Her myriad friends disappeared, to be replaced by hangers-on who milked everything they could from her. She, in turn, used them to prop up her ego and provide the adulation she always craved. Finally, the hangers-on had nothing left to gain, so they left.

There was a selfishness to her that precluded a warm kind of love. It's funny to say that about a generous person, but it was true. Her generousity didn't encompass the kind of self-sacrifice or humility that the word normally conjures up; it was more limited--money, things, praise. The way I loved my mother--and I did, in some primal way--was the kind one might have for an engaging teacher who singles you out for approbation.

Over the last month or so, my mother overdosed three times on the Schedule C sedative-hypnotic prescribed for her dubiously diagnosed narcolepsy. She was using more than twice the therapeutic dose because she couldn't come down from the adderall binges she so enjoyed. My brother had to have the authorities come and get her when she started making wild threats and accusations. Each time, the hospital physician recommended a psychiatric treatment facility, but each time she lasted just the 72-hour minimum. She didn't think she belonged there.

I have been trying to remember the other mother, the one from the early '70s who wasn't more in love with herself than she was with her children and her intellectual pursuits. It's hard. There are a few dingy memories of a mother who found me a new yellow dog when I had thrown up on my first poor stuffed mutt; the mother who put flashcards up on all of our household furnishings when it was time for me learn to read; the mother who...but I've run out. I'm sure more positive memories will come, though perhaps not as easily as the bitter, angry ones.

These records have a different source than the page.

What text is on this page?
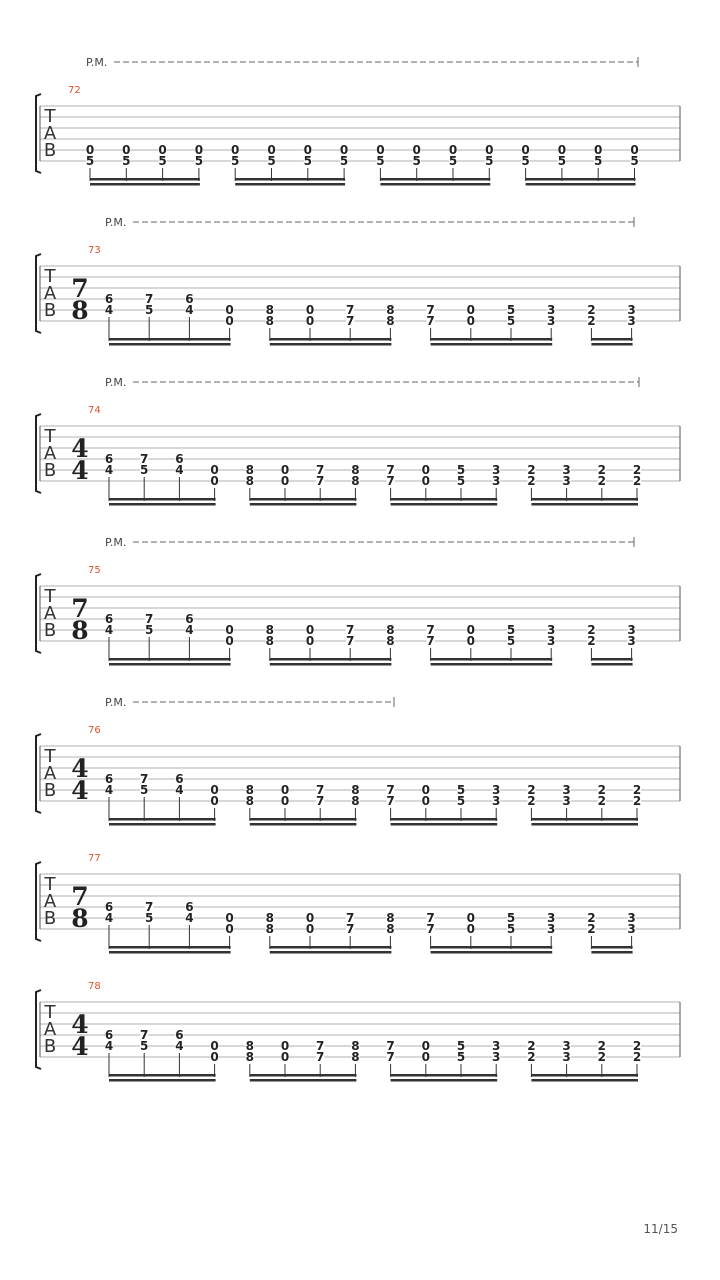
T
A
B
72
P.M.
0
5
0
5
0
5
0
5
0
5
0
5
0
5
0
5
0
5
0
5
0
5
0
5
0
5
0
5
0
5
0
5
T
A
B
73
P.M.
7
8 6
4
7
5
6
4	0
0
8
8
0
0
7
7
8
8
7
7
0
0
5
5
3
3
2
2
3
3
T
A
B
74
P.M.
4
4 6
4
7
5
6
4 0
0
8
8
0
0
7
7
8
8
7
7
0
0
5
5
3
3
2
2
3
3
2
2
2
2
T
A
B
75
P.M.
7
8 6
4
7
5
6
4	0
0
8
8
0
0
7
7
8
8
7
7
0
0
5
5
3
3
2
2
3
3
T
A
B
76
P.M.
4
4 6
4
7
5
6
4 0
0
8
8
0
0
7
7
8
8
7
7
0
0
5
5
3
3
2
2
3
3
2
2
2
2
T
A
B
77
7
8 6
4
7
5
6
4	0
0
8
8
0
0
7
7
8
8
7
7
0
0
5
5
3
3
2
2
3
3
T
A
B
78
4
4 6
4
7
5
6
4 0
0
8
8
0
0
7
7
8
8
7
7
0
0
5
5
3
3
2
2
3
3
2
2
2
2
11/15
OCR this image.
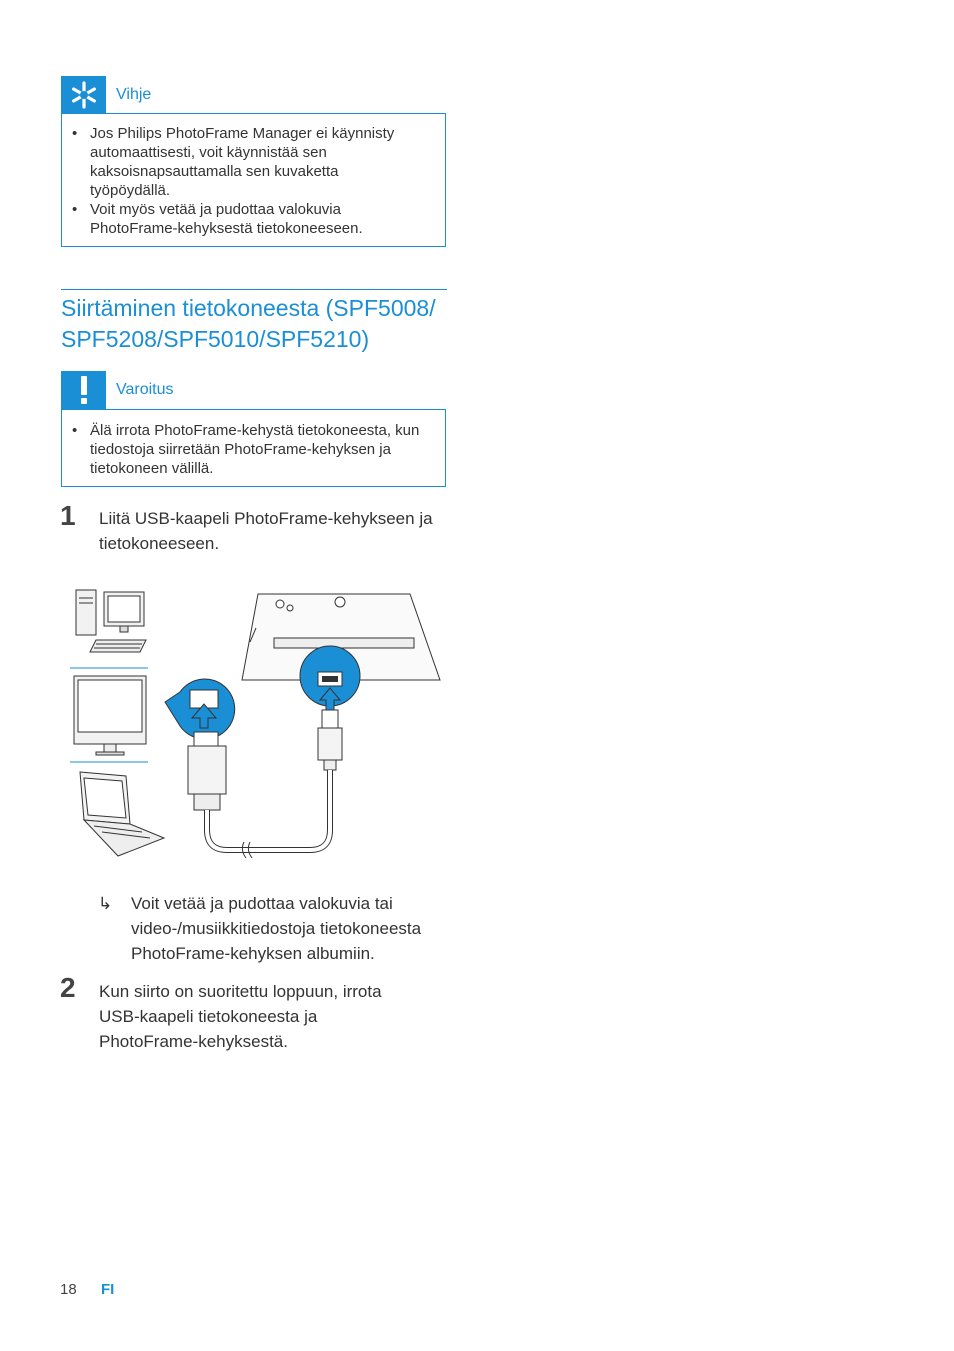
Vihje
• Jos Philips PhotoFrame Manager ei käynnisty automaattisesti, voit käynnistää sen kaksoisnapsauttamalla sen kuvaketta työpöydällä.
• Voit myös vetää ja pudottaa valokuvia PhotoFrame-kehyksestä tietokoneeseen.
Siirtäminen tietokoneesta (SPF5008/ SPF5208/SPF5010/SPF5210)
Varoitus
• Älä irrota PhotoFrame-kehystä tietokoneesta, kun tiedostoja siirretään PhotoFrame-kehyksen ja tietokoneen välillä.
1 Liitä USB-kaapeli PhotoFrame-kehykseen ja tietokoneeseen.
↳ Voit vetää ja pudottaa valokuvia tai video-/musiikkitiedostoja tietokoneesta PhotoFrame-kehyksen albumiin.
2 Kun siirto on suoritettu loppuun, irrota USB-kaapeli tietokoneesta ja PhotoFrame-kehyksestä.
18 FI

I stood in that store and listened to my sister-in-law for a moment, stunned. Then Josh looked at me, seemed to understand that I was upset, and beamed the gentlest, sweetest smile. My thought in that slow-motion moment was a simple one: please let me be a better mother than she was. Please let me be the kind of mother I wish she had been.

Friday, September 12, 2008

Did I mention that the sky is blue?

Today is one of those days that just begs to be shared with nice people and your favorite beer. It's Friday, the weather is mild and pleasant, the canna lillies are in bloom (bright orange! Bright red!), Olivia hugged her brother without prompting and I managed to hold my own in the fast lane of our local pool for four whole laps. (To be fair, the fast lane of our local pool is not precisely fast. It would, I am fairly certain, be the medium lane in any pool that was not primarily frequented by the brown-and-leathery over-sixty set. But still! I am not all that far from AARP membership myself, so I feel rather chuffed.)

I'm starting to get a few daily whiffs of energy and optimism. I'm guessing that it might have to do with the fact that Josh started sleeping through the night right after he mastered walking last month. I have also decided to stop blaming myself for his first 10.5 months of bad sleep--something I had regularly beat myself up over, lo these last six or seven months. Seems to me that Josh and Olivia were both just naturally opposed to sleep till they hit that same age, and that there wasn't a good goddamned thing I could have done about it. Funny how getting a little sleep allows me to stop blaming myself for the kids not getting any sleep. Sleeplessness is a cruel dictator.

Speaking of cruel dictators, time is just such another, especially when it comes to the sour wrinkles and age spots on my rapidly deteriorating skin. I'm guessing the sun and chlorine are not exactly helping me turn back the clock, but I have a small dilemma: every form of waterproof sun block I've tried causes me to break out in full-on fourteen-year-old-boy zits. I've tried all the hypoallergenic, non-comedogenic, oil-free options I can find in Target, but still the zits. If any Wise Internet has a recommendation, please take pity on me and my deepening brow furrows.